What This Site Is NOT

This site is not a how-to or a site for advice. Anything I write will either be from personal experience or an amalgamation of information I’ve learned from others who have been doing this a lot longer than I have.

What This Site IS

A place for me to chronicle my writing journey, including things I’ve learned or read, updates and sneak-peeks of my WIP, and—hopefully—conversations with other writers and readers.

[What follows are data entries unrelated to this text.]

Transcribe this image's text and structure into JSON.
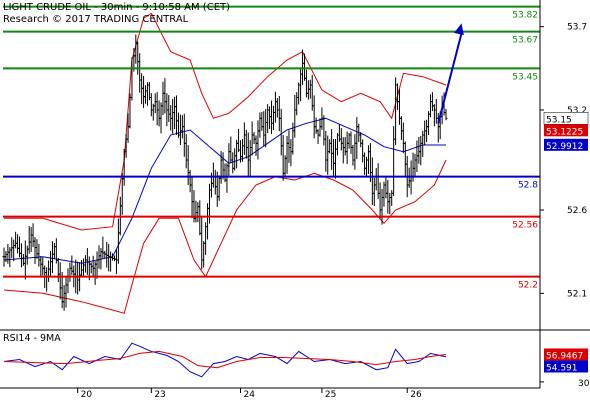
{
  "header": {
    "title": "LIGHT CRUDE OIL - 30min - 9:10:58 AM (CET)",
    "copyright": "Research © 2017 TRADING CENTRAL"
  },
  "rsi_panel": {
    "title": "RSI14 - 9MA"
  },
  "colors": {
    "price_bars": "#000000",
    "bollinger": "#dd0000",
    "moving_average": "#0000cc",
    "resistance": "#118811",
    "pivot": "#0000cc",
    "support": "#dd0000",
    "forecast_arrow": "#0000cc",
    "rsi_line": "#0000cc",
    "rsi_ma": "#dd0000",
    "last_price_tag": "#000000",
    "bb_value_tag": "#dd0000",
    "ma_value_tag": "#0000cc"
  },
  "chart_data": [
    {
      "type": "ohlc",
      "title": "LIGHT CRUDE OIL - 30min - 9:10:58 AM (CET)",
      "ylim": [
        51.88,
        53.86
      ],
      "x_tick_labels": [
        "20",
        "23",
        "24",
        "25",
        "26"
      ],
      "y_tick_labels": [
        "53.7",
        "53.2",
        "52.6",
        "52.1"
      ],
      "y_ticks": [
        53.7,
        53.2,
        52.6,
        52.1
      ],
      "levels": [
        {
          "label": "53.82",
          "value": 53.82,
          "kind": "resistance"
        },
        {
          "label": "53.67",
          "value": 53.67,
          "kind": "resistance"
        },
        {
          "label": "53.45",
          "value": 53.45,
          "kind": "resistance"
        },
        {
          "label": "52.8",
          "value": 52.8,
          "kind": "pivot"
        },
        {
          "label": "52.56",
          "value": 52.56,
          "kind": "support"
        },
        {
          "label": "52.2",
          "value": 52.2,
          "kind": "support"
        }
      ],
      "value_tags": [
        {
          "label": "53.15",
          "value": 53.15,
          "kind": "last"
        },
        {
          "label": "53.1225",
          "value": 53.1225,
          "kind": "bollinger"
        },
        {
          "label": "52.9912",
          "value": 52.9912,
          "kind": "ma"
        }
      ],
      "close_path": [
        [
          0,
          52.32
        ],
        [
          3,
          52.4
        ],
        [
          5,
          52.28
        ],
        [
          7,
          52.45
        ],
        [
          9,
          52.3
        ],
        [
          11,
          52.2
        ],
        [
          13,
          52.38
        ],
        [
          15,
          52.05
        ],
        [
          17,
          52.25
        ],
        [
          19,
          52.18
        ],
        [
          21,
          52.3
        ],
        [
          23,
          52.25
        ],
        [
          25,
          52.35
        ],
        [
          27,
          52.32
        ],
        [
          29,
          52.3
        ],
        [
          31,
          52.95
        ],
        [
          32,
          53.1
        ],
        [
          33,
          53.45
        ],
        [
          34,
          53.6
        ],
        [
          35,
          53.38
        ],
        [
          36,
          53.28
        ],
        [
          37,
          53.35
        ],
        [
          38,
          53.2
        ],
        [
          39,
          53.25
        ],
        [
          40,
          53.15
        ],
        [
          41,
          53.3
        ],
        [
          42,
          53.2
        ],
        [
          43,
          53.15
        ],
        [
          44,
          53.22
        ],
        [
          45,
          53.05
        ],
        [
          46,
          53.1
        ],
        [
          47,
          52.9
        ],
        [
          48,
          52.75
        ],
        [
          49,
          52.55
        ],
        [
          50,
          52.62
        ],
        [
          51,
          52.3
        ],
        [
          52,
          52.5
        ],
        [
          53,
          52.72
        ],
        [
          54,
          52.8
        ],
        [
          55,
          52.68
        ],
        [
          56,
          52.9
        ],
        [
          57,
          52.78
        ],
        [
          58,
          52.95
        ],
        [
          59,
          52.85
        ],
        [
          60,
          53.0
        ],
        [
          61,
          52.92
        ],
        [
          62,
          53.05
        ],
        [
          63,
          52.9
        ],
        [
          64,
          53.05
        ],
        [
          65,
          53.0
        ],
        [
          66,
          53.15
        ],
        [
          67,
          53.05
        ],
        [
          68,
          53.2
        ],
        [
          69,
          53.12
        ],
        [
          70,
          53.25
        ],
        [
          71,
          53.15
        ],
        [
          72,
          52.82
        ],
        [
          73,
          53.0
        ],
        [
          74,
          52.95
        ],
        [
          75,
          53.2
        ],
        [
          76,
          53.35
        ],
        [
          77,
          53.48
        ],
        [
          78,
          53.3
        ],
        [
          79,
          53.35
        ],
        [
          80,
          53.1
        ],
        [
          81,
          53.05
        ],
        [
          82,
          53.15
        ],
        [
          83,
          52.9
        ],
        [
          84,
          53.0
        ],
        [
          85,
          52.88
        ],
        [
          86,
          53.05
        ],
        [
          87,
          53.0
        ],
        [
          88,
          52.95
        ],
        [
          89,
          53.05
        ],
        [
          90,
          52.9
        ],
        [
          91,
          53.1
        ],
        [
          92,
          53.0
        ],
        [
          93,
          52.85
        ],
        [
          94,
          52.95
        ],
        [
          95,
          52.7
        ],
        [
          96,
          52.8
        ],
        [
          97,
          52.6
        ],
        [
          98,
          52.75
        ],
        [
          99,
          52.65
        ],
        [
          100,
          52.7
        ],
        [
          101,
          53.35
        ],
        [
          102,
          53.15
        ],
        [
          103,
          53.0
        ],
        [
          104,
          52.75
        ],
        [
          105,
          52.8
        ],
        [
          106,
          52.9
        ],
        [
          107,
          52.95
        ],
        [
          108,
          53.05
        ],
        [
          109,
          53.1
        ],
        [
          110,
          53.25
        ],
        [
          111,
          53.2
        ],
        [
          112,
          53.1
        ],
        [
          113,
          53.22
        ],
        [
          114,
          53.15
        ]
      ],
      "x_tick_positions": [
        19,
        38,
        61,
        82,
        104
      ],
      "x_range": [
        0,
        114
      ],
      "moving_average": [
        [
          0,
          52.3
        ],
        [
          10,
          52.32
        ],
        [
          20,
          52.28
        ],
        [
          28,
          52.32
        ],
        [
          33,
          52.55
        ],
        [
          38,
          52.85
        ],
        [
          43,
          53.05
        ],
        [
          48,
          53.08
        ],
        [
          53,
          52.98
        ],
        [
          58,
          52.88
        ],
        [
          63,
          52.92
        ],
        [
          68,
          53.0
        ],
        [
          73,
          53.08
        ],
        [
          78,
          53.12
        ],
        [
          83,
          53.15
        ],
        [
          88,
          53.1
        ],
        [
          93,
          53.05
        ],
        [
          98,
          52.98
        ],
        [
          103,
          52.95
        ],
        [
          108,
          52.99
        ],
        [
          114,
          52.99
        ]
      ],
      "bollinger_upper": [
        [
          0,
          52.55
        ],
        [
          10,
          52.55
        ],
        [
          20,
          52.48
        ],
        [
          28,
          52.5
        ],
        [
          31,
          52.9
        ],
        [
          33,
          53.5
        ],
        [
          36,
          53.75
        ],
        [
          38,
          53.78
        ],
        [
          43,
          53.55
        ],
        [
          48,
          53.5
        ],
        [
          51,
          53.3
        ],
        [
          54,
          53.15
        ],
        [
          58,
          53.18
        ],
        [
          63,
          53.28
        ],
        [
          68,
          53.4
        ],
        [
          73,
          53.5
        ],
        [
          77,
          53.55
        ],
        [
          82,
          53.32
        ],
        [
          87,
          53.25
        ],
        [
          92,
          53.3
        ],
        [
          97,
          53.25
        ],
        [
          100,
          53.15
        ],
        [
          103,
          53.42
        ],
        [
          108,
          53.4
        ],
        [
          114,
          53.35
        ]
      ],
      "bollinger_lower": [
        [
          0,
          52.12
        ],
        [
          10,
          52.1
        ],
        [
          20,
          52.05
        ],
        [
          28,
          52.0
        ],
        [
          31,
          51.98
        ],
        [
          33,
          52.15
        ],
        [
          36,
          52.4
        ],
        [
          40,
          52.55
        ],
        [
          45,
          52.55
        ],
        [
          49,
          52.3
        ],
        [
          52,
          52.2
        ],
        [
          55,
          52.35
        ],
        [
          60,
          52.6
        ],
        [
          65,
          52.75
        ],
        [
          70,
          52.8
        ],
        [
          75,
          52.78
        ],
        [
          80,
          52.82
        ],
        [
          85,
          52.78
        ],
        [
          90,
          52.72
        ],
        [
          95,
          52.6
        ],
        [
          98,
          52.52
        ],
        [
          101,
          52.6
        ],
        [
          106,
          52.65
        ],
        [
          111,
          52.75
        ],
        [
          114,
          52.9
        ]
      ],
      "forecast_arrow": {
        "from": [
          112,
          53.12
        ],
        "to": [
          118,
          53.72
        ]
      }
    },
    {
      "type": "line",
      "title": "RSI14 - 9MA",
      "ylim": [
        25,
        80
      ],
      "y_tick_labels": [
        "30"
      ],
      "y_ticks": [
        30
      ],
      "value_tags": [
        {
          "label": "56.9467",
          "value": 56.9467,
          "kind": "rsi_ma"
        },
        {
          "label": "54.591",
          "value": 54.591,
          "kind": "rsi"
        }
      ],
      "series": [
        {
          "kind": "rsi",
          "points": [
            [
              0,
              50
            ],
            [
              4,
              52
            ],
            [
              8,
              45
            ],
            [
              12,
              50
            ],
            [
              15,
              42
            ],
            [
              18,
              55
            ],
            [
              22,
              48
            ],
            [
              26,
              55
            ],
            [
              30,
              52
            ],
            [
              33,
              68
            ],
            [
              35,
              65
            ],
            [
              38,
              60
            ],
            [
              42,
              56
            ],
            [
              45,
              50
            ],
            [
              48,
              40
            ],
            [
              51,
              35
            ],
            [
              54,
              48
            ],
            [
              57,
              50
            ],
            [
              60,
              55
            ],
            [
              63,
              52
            ],
            [
              66,
              58
            ],
            [
              70,
              55
            ],
            [
              73,
              48
            ],
            [
              76,
              60
            ],
            [
              80,
              50
            ],
            [
              84,
              52
            ],
            [
              88,
              48
            ],
            [
              92,
              50
            ],
            [
              96,
              42
            ],
            [
              99,
              44
            ],
            [
              101,
              62
            ],
            [
              104,
              48
            ],
            [
              107,
              50
            ],
            [
              110,
              58
            ],
            [
              114,
              54.6
            ]
          ]
        },
        {
          "kind": "rsi_ma",
          "points": [
            [
              0,
              50
            ],
            [
              8,
              49
            ],
            [
              16,
              48
            ],
            [
              24,
              51
            ],
            [
              30,
              53
            ],
            [
              35,
              58
            ],
            [
              40,
              60
            ],
            [
              46,
              55
            ],
            [
              50,
              46
            ],
            [
              55,
              44
            ],
            [
              60,
              50
            ],
            [
              66,
              54
            ],
            [
              72,
              54
            ],
            [
              78,
              53
            ],
            [
              84,
              52
            ],
            [
              90,
              50
            ],
            [
              96,
              47
            ],
            [
              101,
              50
            ],
            [
              106,
              52
            ],
            [
              110,
              55
            ],
            [
              114,
              56.9
            ]
          ]
        }
      ]
    }
  ]
}
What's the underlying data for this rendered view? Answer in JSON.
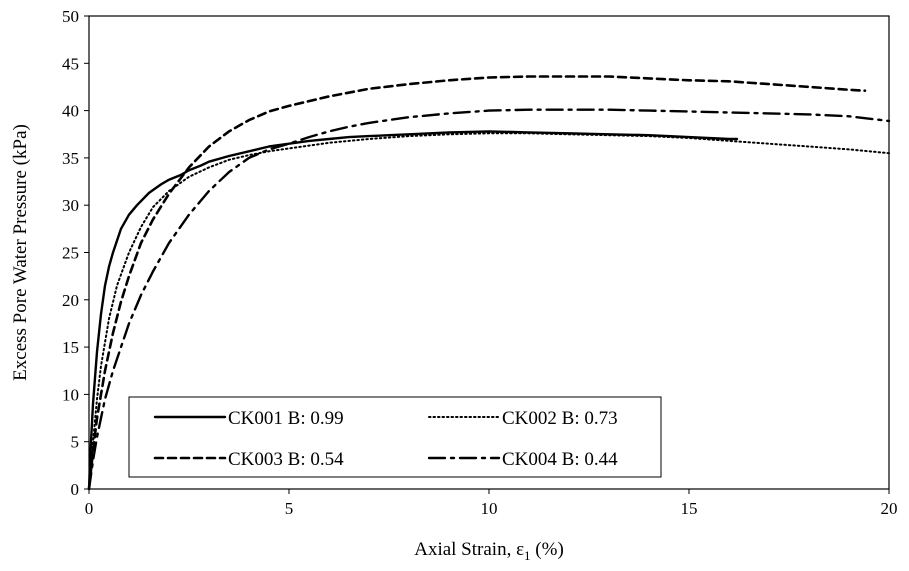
{
  "chart_data": {
    "type": "line",
    "title": "",
    "xlabel": "Axial Strain, ε",
    "xlabel_subscript": "1",
    "xlabel_unit": " (%)",
    "ylabel": "Excess Pore Water Pressure (kPa)",
    "xlim": [
      0,
      20
    ],
    "ylim": [
      0,
      50
    ],
    "xticks": [
      0,
      5,
      10,
      15,
      20
    ],
    "yticks": [
      0,
      5,
      10,
      15,
      20,
      25,
      30,
      35,
      40,
      45,
      50
    ],
    "grid": false,
    "legend_position": "bottom-left",
    "series": [
      {
        "name": "CK001 B: 0.99",
        "style": "solid",
        "color": "#000000",
        "x": [
          0,
          0.05,
          0.1,
          0.2,
          0.3,
          0.4,
          0.5,
          0.6,
          0.8,
          1.0,
          1.2,
          1.5,
          1.8,
          2.0,
          2.3,
          2.5,
          2.8,
          3.0,
          3.5,
          4.0,
          4.5,
          5.0,
          5.5,
          6.0,
          6.5,
          7.0,
          7.5,
          8.0,
          9.0,
          10.0,
          11.0,
          12.0,
          13.0,
          14.0,
          15.0,
          16.0,
          16.2
        ],
        "y": [
          0,
          5,
          9,
          14.5,
          18.5,
          21.5,
          23.5,
          25,
          27.5,
          29,
          30,
          31.3,
          32.2,
          32.7,
          33.2,
          33.7,
          34.2,
          34.6,
          35.2,
          35.7,
          36.2,
          36.5,
          36.8,
          37.0,
          37.2,
          37.3,
          37.4,
          37.5,
          37.7,
          37.8,
          37.7,
          37.6,
          37.5,
          37.4,
          37.2,
          37.0,
          37.0
        ]
      },
      {
        "name": "CK002 B: 0.73",
        "style": "dotted",
        "color": "#000000",
        "x": [
          0,
          0.1,
          0.2,
          0.3,
          0.5,
          0.7,
          1.0,
          1.3,
          1.6,
          2.0,
          2.5,
          3.0,
          3.5,
          4.0,
          4.5,
          5.0,
          5.5,
          6.0,
          7.0,
          8.0,
          9.0,
          10.0,
          11.0,
          12.0,
          13.0,
          14.0,
          15.0,
          16.0,
          17.0,
          18.0,
          19.0,
          20.0
        ],
        "y": [
          0,
          5,
          9.5,
          13,
          18,
          21.5,
          25,
          27.7,
          29.8,
          31.5,
          33.0,
          34.0,
          34.8,
          35.3,
          35.7,
          36.0,
          36.3,
          36.6,
          37.0,
          37.3,
          37.5,
          37.6,
          37.6,
          37.5,
          37.4,
          37.3,
          37.1,
          36.8,
          36.5,
          36.2,
          35.9,
          35.5
        ]
      },
      {
        "name": "CK003 B: 0.54",
        "style": "dashed",
        "color": "#000000",
        "x": [
          0,
          0.1,
          0.2,
          0.4,
          0.6,
          0.8,
          1.0,
          1.3,
          1.6,
          2.0,
          2.5,
          3.0,
          3.5,
          4.0,
          4.5,
          5.0,
          6.0,
          7.0,
          8.0,
          9.0,
          10.0,
          11.0,
          12.0,
          13.0,
          14.0,
          15.0,
          16.0,
          17.0,
          18.0,
          19.0,
          19.4
        ],
        "y": [
          0,
          4,
          7.5,
          12.5,
          16.5,
          19.8,
          22.5,
          26,
          28.5,
          31.2,
          34.0,
          36.2,
          37.8,
          39.0,
          39.9,
          40.5,
          41.5,
          42.3,
          42.8,
          43.2,
          43.5,
          43.6,
          43.6,
          43.6,
          43.4,
          43.2,
          43.1,
          42.8,
          42.5,
          42.2,
          42.1
        ]
      },
      {
        "name": "CK004 B: 0.44",
        "style": "dashdot",
        "color": "#000000",
        "x": [
          0,
          0.1,
          0.2,
          0.4,
          0.6,
          0.8,
          1.0,
          1.3,
          1.6,
          2.0,
          2.5,
          3.0,
          3.5,
          4.0,
          4.5,
          5.0,
          5.5,
          6.0,
          6.5,
          7.0,
          8.0,
          9.0,
          10.0,
          11.0,
          12.0,
          13.0,
          14.0,
          15.0,
          16.0,
          17.0,
          18.0,
          19.0,
          20.0
        ],
        "y": [
          0,
          3,
          5.5,
          9.5,
          12.5,
          15,
          17.5,
          20.5,
          23,
          26,
          29,
          31.5,
          33.5,
          35.0,
          35.9,
          36.5,
          37.2,
          37.8,
          38.3,
          38.7,
          39.3,
          39.7,
          40.0,
          40.1,
          40.1,
          40.1,
          40.0,
          39.9,
          39.8,
          39.7,
          39.6,
          39.4,
          38.9
        ]
      }
    ]
  }
}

Also, all the publication articles talk about how important it is for an author to have an “online platform” including an official writing website. More on this in another post.

Why A YA Fantasy Author?

Well, I started out with an idea for a YA Romance in the vein of Sarah Dessen. But 15,000 words in I realized I had no real concept of plot or characters or any elements necessary for writing an actual book. Once I started researching story structure and plot—and after a long night of playing Nancy Drew, but that’s a different post—another idea floated between my ears and I decided to run with it. Magic, creatures, mystery—it all swirled in my mind while I tried to capture it on the page. A year-and-a-half after the idea bug bit me, I have a 65,000-word, to-be-titled manuscript about a teenage Seer named Talullah. Turns out being a YA Fantasy author suits me more than romance.

More on the book here.

My critique partner is helping me tear it apart and rebuild it into something worth reading, however, for all intents and purposes, it’s a complete story. A book. And I wrote it.

Kip approves of my YA Fantasy

I hope this website will be a roadmap of my editing process, a sounding board for my frustrations, and a chance for me to connect with people whose work I love and who might someday read mine. I want to hear what you’re reading, what you love about stories, what peeves you, inspires you, challenges you.

Sometimes it takes a long time to figure out what you love and want to do. Sometimes—like in my case—it’s been dormant inside you for years, waiting to be acknowledged and encouraged, waiting for you to embrace the challenge and fear.

I’m finally diving into the deep end of the writer’s pool, YA Fantasy author lane. Who’s ready to swim with me?